Schlammschlacht in der Arbeits-Agentur

von Redaktion

Verwaltungsrat beruft Holsboer ab – Auch Gewerkschafts-Seite stimmt gegen Personalchefin

Nürnberg – Die bisher einzige Frau im Vorstand der Bundesagentur für Arbeit muss vorzeitig ihren Posten räumen. Eine Mehrheit des Verwaltungsrats der Bundesagentur beschloss am Freitag die Abberufung der Finanz- und Personalchefin Valerie Holsboer (42) nach nur zwei Jahren im Amt. Viele Beschäftigte hatten mit der Managerin große Hoffnungen auf einen Kulturwandel in der Mammutbehörde verbunden. Doch Arbeitgeber im Verwaltungsrat waren unzufrieden mit der Arbeit der Vorstandsfrau.

Die Gewerkschaften folgten offenbar ohne Zögern, um ihrerseits ungestört Personalwünsche durchsetzen zu können.
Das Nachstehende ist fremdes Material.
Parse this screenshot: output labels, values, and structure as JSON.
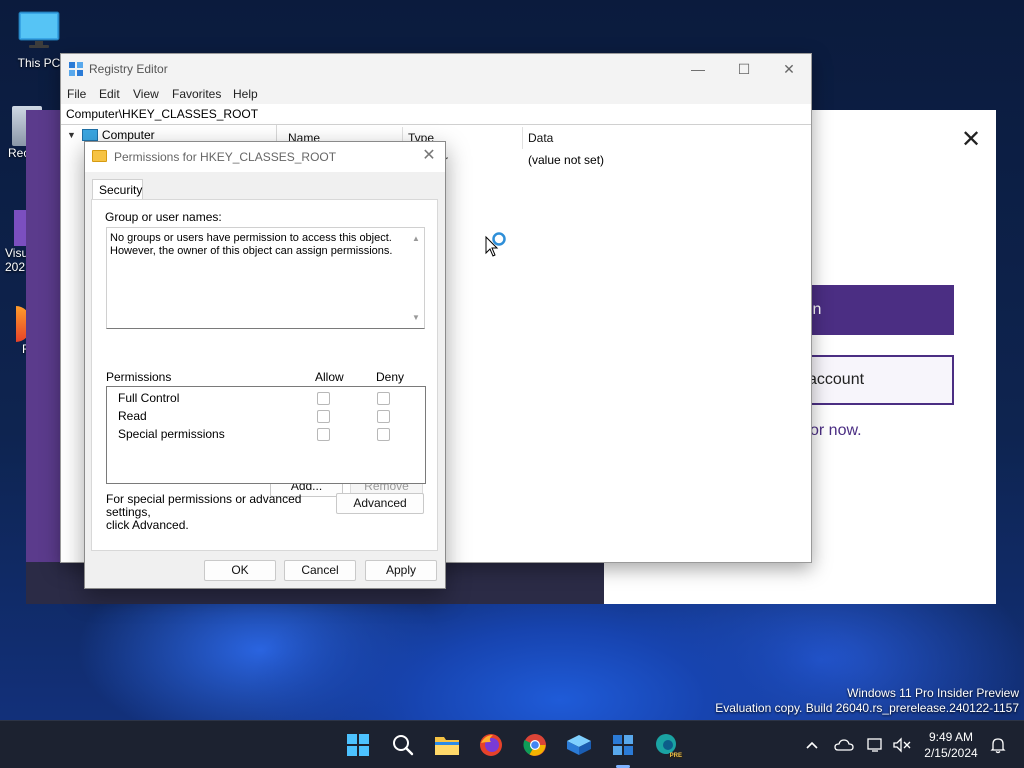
{
  "desktop": {
    "icons": [
      {
        "label": "This PC"
      },
      {
        "label": "Rec"
      },
      {
        "label": "Visu"
      },
      {
        "label": "202"
      },
      {
        "label": "F"
      }
    ]
  },
  "background_window": {
    "signin_text": "in",
    "create_text": "account",
    "notnow_text": "or now."
  },
  "regedit": {
    "title": "Registry Editor",
    "menu": [
      "File",
      "Edit",
      "View",
      "Favorites",
      "Help"
    ],
    "address": "Computer\\HKEY_CLASSES_ROOT",
    "tree_root": "Computer",
    "columns": [
      "Name",
      "Type",
      "Data"
    ],
    "rows": [
      {
        "data": "(value not set)"
      }
    ],
    "type_fragment": "r"
  },
  "permissions_dialog": {
    "title": "Permissions for HKEY_CLASSES_ROOT",
    "tab": "Security",
    "group_label": "Group or user names:",
    "group_message_line1": "No groups or users have permission to access this object.",
    "group_message_line2": "However, the owner of this object can assign permissions.",
    "add_label": "Add...",
    "remove_label": "Remove",
    "permissions_label": "Permissions",
    "allow_label": "Allow",
    "deny_label": "Deny",
    "permissions": [
      {
        "name": "Full Control",
        "allow": false,
        "deny": false
      },
      {
        "name": "Read",
        "allow": false,
        "deny": false
      },
      {
        "name": "Special permissions",
        "allow": false,
        "deny": false
      }
    ],
    "advanced_note_line1": "For special permissions or advanced settings,",
    "advanced_note_line2": "click Advanced.",
    "advanced_label": "Advanced",
    "ok_label": "OK",
    "cancel_label": "Cancel",
    "apply_label": "Apply"
  },
  "watermark": {
    "line1": "Windows 11 Pro Insider Preview",
    "line2": "Evaluation copy. Build 26040.rs_prerelease.240122-1157"
  },
  "taskbar": {
    "time": "9:49 AM",
    "date": "2/15/2024",
    "pinned": [
      "start-icon",
      "search-icon",
      "file-explorer-icon",
      "firefox-icon",
      "chrome-icon",
      "sandbox-icon",
      "registry-editor-icon",
      "edge-pre-icon"
    ],
    "pre_badge": "PRE"
  },
  "colors": {
    "accent_purple": "#4b2e83",
    "taskbar": "#1c2230"
  }
}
Nach Berichten aus Teilnehmerkreisen stimmten die jeweils sieben Arbeitgeber- und Arbeitnehmervertreter geschlossen für Holsboers vorzeitige Abberufung (also auch der bayerische Wirtschafts-Chef Bertram Brossardt). Dem Votum muss noch formal die Bundesregierung zustimmen. Von dort, aus dem Kanzleramt sogar, kam zuletzt scharfe Kritik: CSU-Digitalministerin Dorothee Bär kritisierte den Umgang mit Holsboer ungewöhnlich scharf.
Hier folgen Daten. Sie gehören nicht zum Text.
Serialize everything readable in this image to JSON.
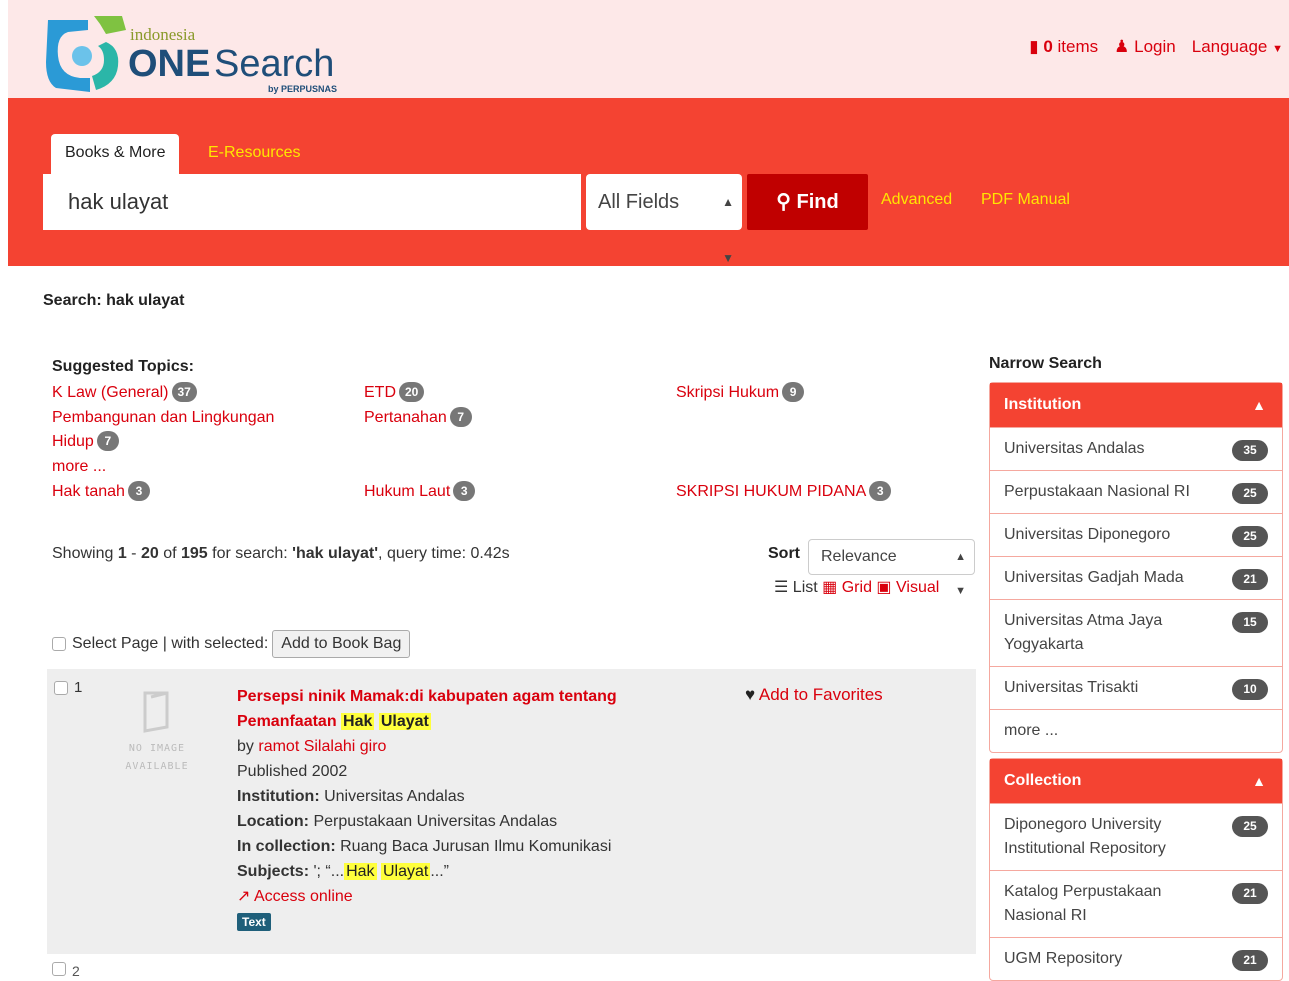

Der Fünf-Jahres-Vertrag wäre regulär erst im Jahre 2022 ausgelaufen. Holsboers vorzeitige Abberufung war nach Informationen aus dem Umfeld des Verwaltungsrats vor allem von der Arbeitgeberseite betrieben worden. Insbesondere der stellvertretende Vorsitzende des Gremiums, Peter Clever, ist dem Vernehmen schon länger mit Holsboers Arbeit unzufrieden. Er hatte sie selbst für die Position im von Detlef Scheele geführten Vorstand vorgeschlagen, sei aber schon bald von ihrer Arbeit enttäuscht gewesen. So habe die Volljuristin den Umbau in Zeiten des Strukturwandels nicht schnell genug vorangetrieben.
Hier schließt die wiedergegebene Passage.